Posted January 2nd, 2018 to Blog

redink-capitol

Senator Joni Ernst is using Facebook to gin up support for the new tax bill. It is a one-sided picture, to say the least.

So, what does it really mean for Iowans that the tax bill is law?

  • Middle and low-income Iowans will see temporary ​tax cuts in the short term that are ​drastically smaller​​ than those high-income taxpayers will see — and these will be taken away or turned into tax increases by 2027 to help pay for permanent tax cuts for corporations.
  • Millions of people nationwide will lose health insurance coverage as elimination of the individual mandate drives up costs for all.
  • The wealthy will keep more millions of dollars that have never been taxed due to further exemptions in the estate tax.
  • The Child Tax Credit will be extended to affluent families who do not need assistance, while 86,000 children in working families in Iowa receive a token increase of $75 or less — both expansions to evaporate after 2025.
  • Businesses will get enormous, permanent tax breaks with no requirements to create jobs.

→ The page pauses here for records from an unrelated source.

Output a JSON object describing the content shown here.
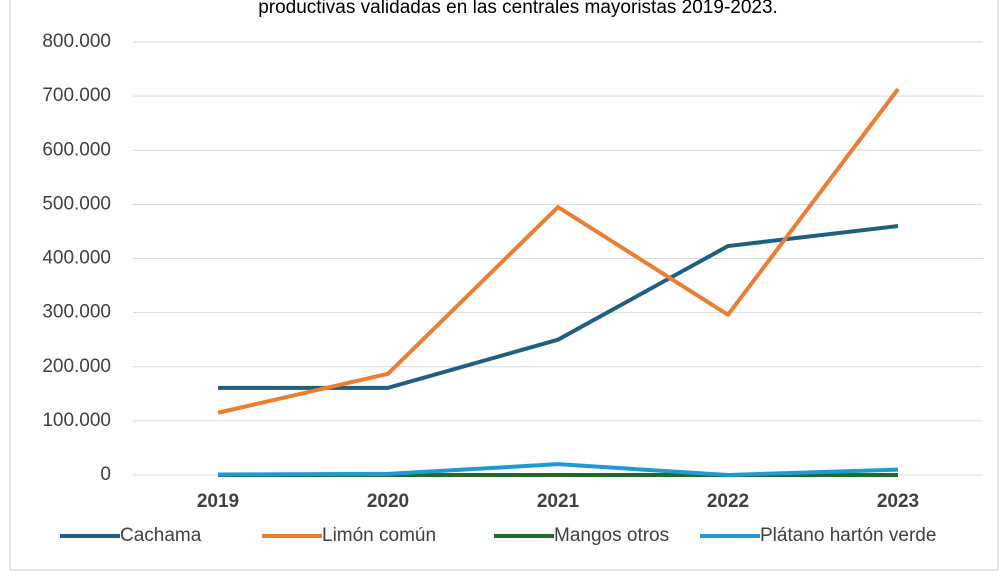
{
  "chart_data": {
    "type": "line",
    "title": "productivas validadas en las centrales mayoristas 2019-2023.",
    "categories": [
      "2019",
      "2020",
      "2021",
      "2022",
      "2023"
    ],
    "series": [
      {
        "name": "Cachama",
        "color": "#1f5f80",
        "values": [
          161000,
          161000,
          250000,
          423000,
          460000
        ]
      },
      {
        "name": "Limón común",
        "color": "#ed7d31",
        "values": [
          115000,
          187000,
          495000,
          296000,
          713000
        ]
      },
      {
        "name": "Mangos otros",
        "color": "#1e6b2a",
        "values": [
          0,
          0,
          0,
          0,
          0
        ]
      },
      {
        "name": "Plátano hartón verde",
        "color": "#1e9bd7",
        "values": [
          1000,
          2000,
          20000,
          0,
          10000
        ]
      }
    ],
    "ylim": [
      0,
      800000
    ],
    "yticks": [
      0,
      {
        "value": 100000,
        "label": "100.000"
      },
      {
        "value": 200000,
        "label": "200.000"
      },
      {
        "value": 300000,
        "label": "300.000"
      },
      {
        "value": 400000,
        "label": "400.000"
      },
      {
        "value": 500000,
        "label": "500.000"
      },
      {
        "value": 600000,
        "label": "600.000"
      },
      {
        "value": 700000,
        "label": "700.000"
      },
      {
        "value": 800000,
        "label": "800.000"
      }
    ],
    "grid": true,
    "legend": "bottom"
  }
}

Some might recall a longtime radio commentator, Paul Harvey, and his “Rest of the Story” pieces. The points above are the “rest of the story” that you might not hear from backers of the latest tax giveaway in Congress. You might be OK with them and call them the “best of the story.”

Or, you might be concerned about the impact they will have on U.S. and Iowa families, on national debt and new challenges they bring to the safety net, and call them the “worst of the story.”

But they are the real story, and they should not be forgotten as the spin continues.